Three structural facts matter. The first delta carries the role and usually no content. Content arrives as fragments that follow tokenizer boundaries, so words and even multi-byte characters can split across chunks; fragments concatenate into the final string and mean nothing individually. The terminator is the literal sentinel data: [DONE], not a closed connection: a connection that closes without the sentinel is a failed stream, not a finished one.

Parsing rules that survive production

Buffer by event, not by read. TCP gives no guarantee that one read returns one event; a chunk can arrive split across reads or glued to its neighbor. Accumulate bytes, split on blank lines, then parse.
Append fragments verbatim. No trimming, no whitespace normalisation; the spaces at fragment boundaries are content.
Key on index. Chunks carry a choices array; with n = 1 it has one entry, but keying on choices[0] without checking the array is the classic crash when a final usage chunk arrives with an empty choices list.
Accumulate tool-call deltas. Streamed tool calls deliver function.arguments as string fragments keyed by tool-call index; the JSON only parses after the last fragment, so collect first and parse at finish_reason.
Ignore unknown fields. Servers add chunk fields over time; a strict parser is a self-inflicted outage.

With the OpenAI SDK most of this is handled, and the loop reduces to:

stream = client.chat.completions.create(
    model="qwen3-coder",
    messages=messages,
    stream=True,
)
for chunk in stream:
    if chunk.choices and chunk.choices[0].delta.content:
        print(chunk.choices[0].delta.content, end="", flush=True)

For a raw smoke test, curl -N disables curl's own buffering and prints events as they arrive:

curl -N https://spotinference.com/v1/chat/completions \
  -H "Content-Type: application/json" \
  -H "Authorization: Bearer $YOUR_KEY" \
  -d '{"model": "qwen3-coder", "stream": true,
       "messages": [{"role": "user", "content": "Count to ten."}]}'

Where streams get buffered anyway

The most common streaming bug is not in the parser: it is a middlebox collecting the whole response and delivering it in one lump, which silently converts streaming back into batch with extra steps. The usual suspects, in order of frequency: a reverse proxy buffering upstream responses (Nginx needs X-Accel-Buffering: no or proxy_buffering off); a CDN or load balancer configured to buffer; response compression applied to the event stream; a serverless platform that buffers entire function responses by design; and client HTTP libraries that read to completion unless explicitly asked to stream. The diagnostic is always the same: time-stamp chunk arrivals at the client. Smooth millisecond spacing means the path is clean; one burst after seconds of silence means something between the engine and the client is hoarding bytes. The contract-level treatment of this gotcha is at the API page on streaming.

Timeouts and disconnects

Streams need a different timeout shape than blocking calls: a first-token timeout sized to the provider's cold path, then an inter-chunk timeout rather than a total deadline. A healthy stream at around 100 tokens per second never goes quiet for more than a fraction of a second, so multi-second inter-chunk silence is a strong failure signal long before a total timeout would fire. One caveat applies on scale-to-zero fleets: the first request after idle can spend minutes in hardware wake before its first token. This fleet bounds that wake at 8 minutes with a 10-minute hard cap and fails honestly with 504 past the cap, numbers documented at Reliability: wake budgets. A severed stream cannot be resumed; the recovery is to reissue the request and replace the partial output, and the retry mechanics (which failures are worth reissuing, with what backoff) are in the retries and timeouts guide.

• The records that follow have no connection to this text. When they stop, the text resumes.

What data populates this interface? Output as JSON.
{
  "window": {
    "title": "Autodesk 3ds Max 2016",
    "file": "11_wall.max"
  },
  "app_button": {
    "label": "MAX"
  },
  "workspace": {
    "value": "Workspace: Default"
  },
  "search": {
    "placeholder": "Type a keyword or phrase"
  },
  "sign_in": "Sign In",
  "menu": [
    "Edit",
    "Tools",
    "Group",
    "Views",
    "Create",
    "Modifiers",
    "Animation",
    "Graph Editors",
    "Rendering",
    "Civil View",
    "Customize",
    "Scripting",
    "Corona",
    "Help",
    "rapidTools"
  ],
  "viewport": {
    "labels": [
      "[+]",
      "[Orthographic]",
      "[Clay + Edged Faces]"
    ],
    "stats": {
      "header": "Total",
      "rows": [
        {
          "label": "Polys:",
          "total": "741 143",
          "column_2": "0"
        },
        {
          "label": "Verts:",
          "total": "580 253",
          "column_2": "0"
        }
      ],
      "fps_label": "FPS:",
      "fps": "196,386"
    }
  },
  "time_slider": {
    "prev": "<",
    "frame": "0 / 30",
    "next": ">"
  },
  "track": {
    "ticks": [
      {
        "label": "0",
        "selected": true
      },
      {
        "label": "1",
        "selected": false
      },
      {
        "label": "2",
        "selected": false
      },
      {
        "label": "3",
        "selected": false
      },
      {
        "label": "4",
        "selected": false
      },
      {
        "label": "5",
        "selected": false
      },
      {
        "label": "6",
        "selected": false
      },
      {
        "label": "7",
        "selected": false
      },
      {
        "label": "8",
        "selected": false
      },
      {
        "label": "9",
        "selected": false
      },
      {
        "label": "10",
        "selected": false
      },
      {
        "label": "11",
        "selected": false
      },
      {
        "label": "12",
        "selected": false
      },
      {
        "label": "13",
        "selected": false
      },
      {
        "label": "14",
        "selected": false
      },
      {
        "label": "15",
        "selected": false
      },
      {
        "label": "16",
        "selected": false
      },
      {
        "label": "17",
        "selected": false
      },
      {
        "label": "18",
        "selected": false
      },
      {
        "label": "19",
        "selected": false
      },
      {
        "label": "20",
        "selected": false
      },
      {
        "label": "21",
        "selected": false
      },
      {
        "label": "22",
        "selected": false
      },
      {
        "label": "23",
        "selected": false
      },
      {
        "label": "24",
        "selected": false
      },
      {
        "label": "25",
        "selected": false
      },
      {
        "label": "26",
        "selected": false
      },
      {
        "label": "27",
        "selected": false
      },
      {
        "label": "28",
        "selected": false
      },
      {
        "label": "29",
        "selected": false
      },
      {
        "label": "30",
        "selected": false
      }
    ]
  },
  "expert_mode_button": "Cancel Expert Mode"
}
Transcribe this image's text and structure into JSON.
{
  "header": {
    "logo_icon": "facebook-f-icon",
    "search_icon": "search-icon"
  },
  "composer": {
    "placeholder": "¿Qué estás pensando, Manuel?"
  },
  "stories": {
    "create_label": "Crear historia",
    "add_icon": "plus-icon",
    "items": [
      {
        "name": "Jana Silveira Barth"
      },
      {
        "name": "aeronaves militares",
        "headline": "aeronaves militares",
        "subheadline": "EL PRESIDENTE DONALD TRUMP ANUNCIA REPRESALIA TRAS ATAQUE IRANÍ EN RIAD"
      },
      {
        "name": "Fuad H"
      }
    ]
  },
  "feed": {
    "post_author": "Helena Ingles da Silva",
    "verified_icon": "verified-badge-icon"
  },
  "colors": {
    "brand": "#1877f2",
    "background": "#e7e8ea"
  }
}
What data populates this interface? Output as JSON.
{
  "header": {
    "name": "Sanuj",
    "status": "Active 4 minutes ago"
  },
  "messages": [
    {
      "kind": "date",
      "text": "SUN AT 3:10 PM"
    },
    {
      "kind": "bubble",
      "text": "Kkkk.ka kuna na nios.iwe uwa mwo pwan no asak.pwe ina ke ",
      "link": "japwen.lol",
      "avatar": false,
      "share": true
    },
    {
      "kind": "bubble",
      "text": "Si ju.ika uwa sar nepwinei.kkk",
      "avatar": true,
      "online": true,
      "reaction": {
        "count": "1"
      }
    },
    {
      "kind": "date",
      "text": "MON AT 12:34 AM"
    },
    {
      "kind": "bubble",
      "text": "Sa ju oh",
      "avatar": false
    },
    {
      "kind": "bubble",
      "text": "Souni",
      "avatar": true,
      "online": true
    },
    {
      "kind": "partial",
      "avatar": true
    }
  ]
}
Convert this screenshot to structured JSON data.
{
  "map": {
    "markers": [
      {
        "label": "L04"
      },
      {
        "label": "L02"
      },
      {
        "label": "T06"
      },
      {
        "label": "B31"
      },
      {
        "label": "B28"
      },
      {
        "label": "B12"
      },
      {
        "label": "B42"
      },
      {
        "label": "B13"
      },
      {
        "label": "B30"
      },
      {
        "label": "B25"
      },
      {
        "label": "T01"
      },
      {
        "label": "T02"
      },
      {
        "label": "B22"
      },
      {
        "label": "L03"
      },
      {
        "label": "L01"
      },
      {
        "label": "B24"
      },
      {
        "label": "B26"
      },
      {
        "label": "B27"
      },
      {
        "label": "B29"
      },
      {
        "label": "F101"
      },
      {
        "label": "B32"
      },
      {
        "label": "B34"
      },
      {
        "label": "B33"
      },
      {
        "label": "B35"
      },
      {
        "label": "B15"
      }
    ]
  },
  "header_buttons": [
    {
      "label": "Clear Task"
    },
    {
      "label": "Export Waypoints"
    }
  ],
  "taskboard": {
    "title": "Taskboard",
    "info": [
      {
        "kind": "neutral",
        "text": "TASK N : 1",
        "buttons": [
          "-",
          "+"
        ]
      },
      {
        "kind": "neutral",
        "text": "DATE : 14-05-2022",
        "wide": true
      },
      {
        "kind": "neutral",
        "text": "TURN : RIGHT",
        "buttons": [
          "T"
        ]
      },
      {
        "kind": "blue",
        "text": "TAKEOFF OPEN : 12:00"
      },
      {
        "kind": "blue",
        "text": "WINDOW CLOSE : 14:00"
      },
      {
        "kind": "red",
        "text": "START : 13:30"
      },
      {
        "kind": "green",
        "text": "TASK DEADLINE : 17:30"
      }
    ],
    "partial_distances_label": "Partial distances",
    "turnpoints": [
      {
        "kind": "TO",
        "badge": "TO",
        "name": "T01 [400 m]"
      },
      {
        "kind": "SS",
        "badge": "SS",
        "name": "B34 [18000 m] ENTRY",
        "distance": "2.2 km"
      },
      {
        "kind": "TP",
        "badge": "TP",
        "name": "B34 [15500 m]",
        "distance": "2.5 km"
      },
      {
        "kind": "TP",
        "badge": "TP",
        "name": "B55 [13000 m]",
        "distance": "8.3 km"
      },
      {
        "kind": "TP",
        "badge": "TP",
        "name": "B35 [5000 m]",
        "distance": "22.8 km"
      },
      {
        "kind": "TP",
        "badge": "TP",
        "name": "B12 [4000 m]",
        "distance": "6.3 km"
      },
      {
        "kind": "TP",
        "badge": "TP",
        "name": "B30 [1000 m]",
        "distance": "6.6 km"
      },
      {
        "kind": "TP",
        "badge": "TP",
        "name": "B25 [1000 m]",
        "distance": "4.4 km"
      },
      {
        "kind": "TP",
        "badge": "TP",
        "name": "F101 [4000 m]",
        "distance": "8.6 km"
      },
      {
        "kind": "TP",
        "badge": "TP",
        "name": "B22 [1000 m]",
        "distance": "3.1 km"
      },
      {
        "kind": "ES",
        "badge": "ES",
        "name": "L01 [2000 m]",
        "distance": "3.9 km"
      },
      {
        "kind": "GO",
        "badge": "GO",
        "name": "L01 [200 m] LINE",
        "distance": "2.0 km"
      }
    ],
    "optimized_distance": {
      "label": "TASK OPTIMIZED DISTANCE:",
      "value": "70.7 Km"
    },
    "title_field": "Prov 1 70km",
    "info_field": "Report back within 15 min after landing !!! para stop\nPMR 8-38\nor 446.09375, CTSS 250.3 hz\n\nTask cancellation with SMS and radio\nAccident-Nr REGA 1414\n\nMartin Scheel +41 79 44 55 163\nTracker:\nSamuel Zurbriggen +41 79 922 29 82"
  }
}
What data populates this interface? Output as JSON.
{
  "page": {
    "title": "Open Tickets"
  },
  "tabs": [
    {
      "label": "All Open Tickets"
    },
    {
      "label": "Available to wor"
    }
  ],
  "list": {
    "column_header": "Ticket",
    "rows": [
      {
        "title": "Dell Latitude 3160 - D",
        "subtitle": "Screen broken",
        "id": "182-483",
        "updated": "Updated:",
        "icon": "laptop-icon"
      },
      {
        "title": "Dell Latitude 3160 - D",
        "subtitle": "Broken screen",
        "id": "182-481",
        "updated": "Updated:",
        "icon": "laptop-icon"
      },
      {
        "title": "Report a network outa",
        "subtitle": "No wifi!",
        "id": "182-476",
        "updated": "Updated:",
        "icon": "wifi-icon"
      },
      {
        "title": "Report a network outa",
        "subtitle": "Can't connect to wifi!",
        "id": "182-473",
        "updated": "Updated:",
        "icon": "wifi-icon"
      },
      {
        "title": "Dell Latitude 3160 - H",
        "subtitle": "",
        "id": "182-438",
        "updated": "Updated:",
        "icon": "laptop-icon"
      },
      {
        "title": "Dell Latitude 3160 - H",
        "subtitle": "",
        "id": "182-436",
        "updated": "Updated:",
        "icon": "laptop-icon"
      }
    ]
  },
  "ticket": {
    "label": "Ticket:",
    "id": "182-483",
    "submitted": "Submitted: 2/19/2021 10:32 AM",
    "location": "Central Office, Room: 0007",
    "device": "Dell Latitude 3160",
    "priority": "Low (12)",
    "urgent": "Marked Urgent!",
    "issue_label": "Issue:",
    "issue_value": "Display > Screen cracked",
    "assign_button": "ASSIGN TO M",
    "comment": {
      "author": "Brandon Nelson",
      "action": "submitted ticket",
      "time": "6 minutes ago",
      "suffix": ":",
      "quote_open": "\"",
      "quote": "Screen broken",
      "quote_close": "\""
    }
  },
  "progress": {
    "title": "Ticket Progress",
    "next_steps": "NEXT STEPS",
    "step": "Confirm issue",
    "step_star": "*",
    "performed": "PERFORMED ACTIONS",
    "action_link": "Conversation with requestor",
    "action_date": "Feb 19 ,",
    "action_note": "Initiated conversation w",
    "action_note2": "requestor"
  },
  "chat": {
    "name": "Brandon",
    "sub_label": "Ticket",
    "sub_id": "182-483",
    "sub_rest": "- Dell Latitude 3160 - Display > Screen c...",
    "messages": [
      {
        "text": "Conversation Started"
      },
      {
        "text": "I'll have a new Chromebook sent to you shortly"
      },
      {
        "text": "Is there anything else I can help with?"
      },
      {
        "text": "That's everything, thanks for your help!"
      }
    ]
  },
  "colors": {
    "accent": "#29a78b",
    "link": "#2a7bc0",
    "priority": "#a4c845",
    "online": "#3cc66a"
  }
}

Usage accounting in streams

A plain stream ends without token counts. Request stream_options: {"include_usage": true} and the server appends a final chunk before [DONE] whose usage object carries prompt_tokens and completion_tokens and whose choices array is empty (the crash case from the parsing rules above). For metering, prefer these server-reported counts over client-side token estimates for the reasons the migration guide covers: the server's tokenizer is the one that gets billed.